Since the discovery, the Inca child has been kept at the Scientific and Technological Center (CCT) and is not exhibited to the public. At the time of his discovery, he was wearing an uncu (Andean tunic or shirt, without sleeves) made of wool and was wearing sandals made of wool and hair with vegetable fiber soles.
In 2015, a team led by geneticist Antonio Salas of the University of Santiago de Compostela, Spain, decoded the boy’s DNA and compared it to a database of 28,000 genomes. The child belonged to a human lineage that was formed 14,300 years ago and no longer exists on the planet.
The fact that it is a mummified body is almost unprecedented. There was only one previous case. Fernando Pepe, an archaeologist from of the National Program of Identification and Restitution of Human Remains of the National Institute of Indigenous Affairs (INAI), told Tiempo Argentino that 22 indigenous human remains have already been returned to their communities of origin. Of those remains, only one sacred mummy was restituted so far. It was on October 21, 2019, in Catamarca, to the community of Antofalla in the department of Antofagasta de la Sierra.
He added that there were several claims by native communities who expect the mortal remains of their ancestors will be returned to them. The bodies are in different museums nationwide and have been exhibited since the so-called Desert Campaign in the late 1800s.

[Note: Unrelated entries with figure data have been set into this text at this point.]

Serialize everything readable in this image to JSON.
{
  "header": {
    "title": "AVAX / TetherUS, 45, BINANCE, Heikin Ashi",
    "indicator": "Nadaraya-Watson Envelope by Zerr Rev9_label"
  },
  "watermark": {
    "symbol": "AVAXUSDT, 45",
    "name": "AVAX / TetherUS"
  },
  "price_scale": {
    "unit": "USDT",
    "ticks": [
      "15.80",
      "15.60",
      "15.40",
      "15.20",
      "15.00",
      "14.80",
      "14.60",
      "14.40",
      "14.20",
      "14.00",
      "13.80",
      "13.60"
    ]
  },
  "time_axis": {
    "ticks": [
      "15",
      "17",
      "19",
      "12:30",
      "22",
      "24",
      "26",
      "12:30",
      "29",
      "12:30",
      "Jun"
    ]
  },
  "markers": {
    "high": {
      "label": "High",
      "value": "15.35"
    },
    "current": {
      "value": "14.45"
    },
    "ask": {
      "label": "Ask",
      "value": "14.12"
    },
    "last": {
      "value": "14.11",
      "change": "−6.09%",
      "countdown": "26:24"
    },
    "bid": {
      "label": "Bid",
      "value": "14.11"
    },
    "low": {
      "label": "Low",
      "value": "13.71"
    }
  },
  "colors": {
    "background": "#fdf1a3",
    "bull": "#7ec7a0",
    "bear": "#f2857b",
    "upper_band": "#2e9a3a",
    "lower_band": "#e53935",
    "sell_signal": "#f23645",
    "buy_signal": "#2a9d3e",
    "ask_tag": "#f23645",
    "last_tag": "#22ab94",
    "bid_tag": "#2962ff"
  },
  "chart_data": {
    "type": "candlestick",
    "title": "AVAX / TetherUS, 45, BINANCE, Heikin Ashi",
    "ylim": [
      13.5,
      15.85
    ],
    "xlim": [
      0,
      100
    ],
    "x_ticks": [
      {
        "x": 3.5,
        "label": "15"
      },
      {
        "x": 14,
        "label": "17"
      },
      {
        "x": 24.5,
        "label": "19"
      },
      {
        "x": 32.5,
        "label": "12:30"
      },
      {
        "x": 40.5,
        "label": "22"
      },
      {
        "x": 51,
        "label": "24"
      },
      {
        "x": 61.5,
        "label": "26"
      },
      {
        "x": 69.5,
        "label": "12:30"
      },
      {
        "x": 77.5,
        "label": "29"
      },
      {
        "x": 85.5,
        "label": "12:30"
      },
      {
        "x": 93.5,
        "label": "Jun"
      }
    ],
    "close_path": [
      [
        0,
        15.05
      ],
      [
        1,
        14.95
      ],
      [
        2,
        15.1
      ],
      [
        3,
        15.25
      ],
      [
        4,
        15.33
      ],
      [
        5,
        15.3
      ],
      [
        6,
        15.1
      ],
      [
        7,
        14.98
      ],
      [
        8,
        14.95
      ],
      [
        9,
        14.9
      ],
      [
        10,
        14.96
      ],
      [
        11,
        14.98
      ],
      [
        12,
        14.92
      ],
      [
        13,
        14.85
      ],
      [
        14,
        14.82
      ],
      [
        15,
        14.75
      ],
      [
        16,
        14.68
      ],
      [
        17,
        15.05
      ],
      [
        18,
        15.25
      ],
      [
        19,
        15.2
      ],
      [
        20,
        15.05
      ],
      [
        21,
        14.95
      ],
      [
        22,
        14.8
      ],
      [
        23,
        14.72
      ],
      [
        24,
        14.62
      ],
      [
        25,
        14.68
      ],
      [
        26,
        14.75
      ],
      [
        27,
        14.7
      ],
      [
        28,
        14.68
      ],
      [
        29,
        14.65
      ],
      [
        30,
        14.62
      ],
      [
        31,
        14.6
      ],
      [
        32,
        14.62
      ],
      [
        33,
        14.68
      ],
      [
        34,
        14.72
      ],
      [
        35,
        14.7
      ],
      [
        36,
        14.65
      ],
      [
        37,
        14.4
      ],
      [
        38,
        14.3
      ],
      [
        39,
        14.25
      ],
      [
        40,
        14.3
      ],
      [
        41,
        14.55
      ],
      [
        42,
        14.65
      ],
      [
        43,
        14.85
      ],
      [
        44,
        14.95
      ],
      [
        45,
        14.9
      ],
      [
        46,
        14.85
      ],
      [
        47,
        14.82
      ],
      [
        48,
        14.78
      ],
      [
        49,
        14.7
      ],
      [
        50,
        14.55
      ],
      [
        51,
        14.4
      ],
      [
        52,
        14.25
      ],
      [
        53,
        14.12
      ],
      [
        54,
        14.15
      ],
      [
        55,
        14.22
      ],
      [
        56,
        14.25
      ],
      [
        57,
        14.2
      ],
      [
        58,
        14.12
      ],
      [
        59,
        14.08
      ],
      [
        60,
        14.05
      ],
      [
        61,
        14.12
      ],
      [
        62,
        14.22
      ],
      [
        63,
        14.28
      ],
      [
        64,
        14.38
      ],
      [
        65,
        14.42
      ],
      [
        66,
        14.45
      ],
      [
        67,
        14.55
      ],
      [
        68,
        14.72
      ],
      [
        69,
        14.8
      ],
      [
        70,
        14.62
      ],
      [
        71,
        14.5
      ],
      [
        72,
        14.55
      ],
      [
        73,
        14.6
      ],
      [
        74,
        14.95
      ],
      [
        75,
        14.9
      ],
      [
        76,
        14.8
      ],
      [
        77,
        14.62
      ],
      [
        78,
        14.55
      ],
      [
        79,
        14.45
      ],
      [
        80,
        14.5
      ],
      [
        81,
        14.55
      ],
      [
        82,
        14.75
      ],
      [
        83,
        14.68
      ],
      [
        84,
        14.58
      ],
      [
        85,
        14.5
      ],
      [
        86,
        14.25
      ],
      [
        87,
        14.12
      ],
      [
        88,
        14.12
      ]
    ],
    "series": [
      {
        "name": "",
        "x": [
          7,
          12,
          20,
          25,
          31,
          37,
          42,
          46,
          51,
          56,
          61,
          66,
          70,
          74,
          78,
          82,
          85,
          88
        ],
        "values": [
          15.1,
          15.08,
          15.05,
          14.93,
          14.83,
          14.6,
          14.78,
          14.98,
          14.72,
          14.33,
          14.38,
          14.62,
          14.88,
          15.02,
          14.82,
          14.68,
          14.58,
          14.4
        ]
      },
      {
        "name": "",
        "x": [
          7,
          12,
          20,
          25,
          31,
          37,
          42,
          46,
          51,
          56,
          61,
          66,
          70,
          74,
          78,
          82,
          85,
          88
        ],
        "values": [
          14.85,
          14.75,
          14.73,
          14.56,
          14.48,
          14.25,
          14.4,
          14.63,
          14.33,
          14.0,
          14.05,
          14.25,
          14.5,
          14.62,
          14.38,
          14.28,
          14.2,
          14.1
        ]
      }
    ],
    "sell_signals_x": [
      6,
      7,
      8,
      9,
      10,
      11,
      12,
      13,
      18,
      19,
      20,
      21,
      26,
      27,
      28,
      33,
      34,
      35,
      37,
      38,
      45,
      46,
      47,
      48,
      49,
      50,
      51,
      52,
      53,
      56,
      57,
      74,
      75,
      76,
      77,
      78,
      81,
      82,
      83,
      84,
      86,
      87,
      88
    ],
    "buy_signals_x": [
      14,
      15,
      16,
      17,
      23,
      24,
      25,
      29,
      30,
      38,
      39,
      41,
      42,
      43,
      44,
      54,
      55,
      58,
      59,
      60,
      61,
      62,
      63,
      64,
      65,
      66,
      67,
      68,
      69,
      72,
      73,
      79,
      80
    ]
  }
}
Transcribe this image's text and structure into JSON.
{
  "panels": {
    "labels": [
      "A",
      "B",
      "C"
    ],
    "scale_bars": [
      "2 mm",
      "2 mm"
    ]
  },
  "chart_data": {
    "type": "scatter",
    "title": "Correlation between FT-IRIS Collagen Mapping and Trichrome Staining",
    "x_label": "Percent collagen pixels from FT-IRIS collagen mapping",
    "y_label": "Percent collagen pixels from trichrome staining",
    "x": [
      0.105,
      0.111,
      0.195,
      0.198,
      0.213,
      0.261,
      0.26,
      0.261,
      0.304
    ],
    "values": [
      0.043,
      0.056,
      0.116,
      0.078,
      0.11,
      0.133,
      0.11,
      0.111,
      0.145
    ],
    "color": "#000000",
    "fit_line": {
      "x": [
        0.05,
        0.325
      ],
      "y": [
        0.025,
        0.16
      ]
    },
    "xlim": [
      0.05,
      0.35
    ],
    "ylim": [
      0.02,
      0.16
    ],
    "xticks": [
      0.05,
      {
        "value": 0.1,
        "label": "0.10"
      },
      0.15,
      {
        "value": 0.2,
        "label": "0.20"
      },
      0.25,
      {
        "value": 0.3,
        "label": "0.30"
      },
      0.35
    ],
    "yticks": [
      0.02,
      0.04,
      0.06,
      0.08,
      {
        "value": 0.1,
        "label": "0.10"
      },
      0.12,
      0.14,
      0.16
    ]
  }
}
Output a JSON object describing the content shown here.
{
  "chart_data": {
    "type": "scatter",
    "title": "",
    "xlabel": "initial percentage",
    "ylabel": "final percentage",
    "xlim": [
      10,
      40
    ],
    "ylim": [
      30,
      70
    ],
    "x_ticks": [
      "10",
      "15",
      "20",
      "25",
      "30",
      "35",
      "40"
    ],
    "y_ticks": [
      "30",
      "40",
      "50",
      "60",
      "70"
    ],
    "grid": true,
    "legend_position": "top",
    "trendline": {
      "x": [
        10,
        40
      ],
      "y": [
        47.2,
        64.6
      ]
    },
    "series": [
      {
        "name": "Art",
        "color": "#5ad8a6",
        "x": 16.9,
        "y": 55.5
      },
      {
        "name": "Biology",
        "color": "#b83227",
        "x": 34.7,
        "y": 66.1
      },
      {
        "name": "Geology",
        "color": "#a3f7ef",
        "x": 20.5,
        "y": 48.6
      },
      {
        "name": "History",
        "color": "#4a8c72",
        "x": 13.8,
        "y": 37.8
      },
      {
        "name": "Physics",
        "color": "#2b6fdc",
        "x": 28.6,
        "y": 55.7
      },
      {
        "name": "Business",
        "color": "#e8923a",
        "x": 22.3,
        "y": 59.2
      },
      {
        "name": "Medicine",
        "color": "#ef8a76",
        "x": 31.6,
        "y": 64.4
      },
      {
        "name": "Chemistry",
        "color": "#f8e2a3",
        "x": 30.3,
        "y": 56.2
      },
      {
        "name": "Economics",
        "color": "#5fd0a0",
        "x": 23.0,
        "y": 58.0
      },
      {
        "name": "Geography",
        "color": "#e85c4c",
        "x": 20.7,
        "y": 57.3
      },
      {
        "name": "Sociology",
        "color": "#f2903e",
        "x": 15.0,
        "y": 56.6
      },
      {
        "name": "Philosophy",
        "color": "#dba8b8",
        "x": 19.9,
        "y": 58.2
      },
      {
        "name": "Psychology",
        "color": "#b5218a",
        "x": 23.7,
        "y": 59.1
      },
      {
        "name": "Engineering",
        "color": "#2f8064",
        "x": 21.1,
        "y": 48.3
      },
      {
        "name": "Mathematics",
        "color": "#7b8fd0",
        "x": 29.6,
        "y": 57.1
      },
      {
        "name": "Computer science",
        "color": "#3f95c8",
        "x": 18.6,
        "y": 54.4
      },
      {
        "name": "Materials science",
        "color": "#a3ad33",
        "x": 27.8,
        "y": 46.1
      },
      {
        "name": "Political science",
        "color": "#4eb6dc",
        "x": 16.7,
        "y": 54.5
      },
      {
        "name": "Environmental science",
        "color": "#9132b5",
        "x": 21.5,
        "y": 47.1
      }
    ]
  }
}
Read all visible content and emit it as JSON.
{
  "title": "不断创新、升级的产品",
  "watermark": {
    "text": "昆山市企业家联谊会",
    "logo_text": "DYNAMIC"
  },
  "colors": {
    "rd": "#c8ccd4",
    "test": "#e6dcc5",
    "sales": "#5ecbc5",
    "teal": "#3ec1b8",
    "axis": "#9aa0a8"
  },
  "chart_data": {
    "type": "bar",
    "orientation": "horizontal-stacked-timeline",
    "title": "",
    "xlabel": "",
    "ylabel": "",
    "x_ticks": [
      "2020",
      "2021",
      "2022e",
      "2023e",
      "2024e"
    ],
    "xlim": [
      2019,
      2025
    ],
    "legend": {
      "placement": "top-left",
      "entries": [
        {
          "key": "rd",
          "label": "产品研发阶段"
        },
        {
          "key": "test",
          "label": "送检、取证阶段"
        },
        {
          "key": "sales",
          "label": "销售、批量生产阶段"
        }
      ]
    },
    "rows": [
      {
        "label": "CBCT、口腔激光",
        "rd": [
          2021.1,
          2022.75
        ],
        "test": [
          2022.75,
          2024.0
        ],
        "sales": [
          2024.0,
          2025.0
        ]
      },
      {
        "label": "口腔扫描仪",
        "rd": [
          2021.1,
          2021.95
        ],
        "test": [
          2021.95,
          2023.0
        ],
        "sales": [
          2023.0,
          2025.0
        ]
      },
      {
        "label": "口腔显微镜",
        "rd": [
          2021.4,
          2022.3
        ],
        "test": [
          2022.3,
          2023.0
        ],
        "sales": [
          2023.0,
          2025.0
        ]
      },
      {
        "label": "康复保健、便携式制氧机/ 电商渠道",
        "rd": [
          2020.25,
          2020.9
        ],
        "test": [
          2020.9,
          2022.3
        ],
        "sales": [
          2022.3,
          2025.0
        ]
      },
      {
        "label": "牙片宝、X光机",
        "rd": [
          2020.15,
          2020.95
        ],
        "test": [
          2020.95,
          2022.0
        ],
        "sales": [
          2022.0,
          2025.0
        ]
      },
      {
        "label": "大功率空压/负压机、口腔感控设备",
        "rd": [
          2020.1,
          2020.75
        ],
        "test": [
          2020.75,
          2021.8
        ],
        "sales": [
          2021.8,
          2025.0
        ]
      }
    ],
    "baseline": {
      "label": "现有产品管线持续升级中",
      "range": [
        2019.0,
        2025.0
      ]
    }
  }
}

There are many provinces that have adhered to Law 25.517, which provides for the return of the remains and gives INAI the power to carry it out. There are provinces that have not adhered but they still carry out restitutions with the provincial laws, which we think is a good thing, we promote that the claims of the native communities are attended to, that is what is important, beyond the fact that the national or provincial law is applied, Pepe explained.
He also pointed out that the request for the restitution of the communities’ ancestors is a historical claim. In Argentina, it has been carried out since 2006, especially since 2010 when Cristina Fernández de Kirchner regulated the national law with decree 701/10, Pepe noted.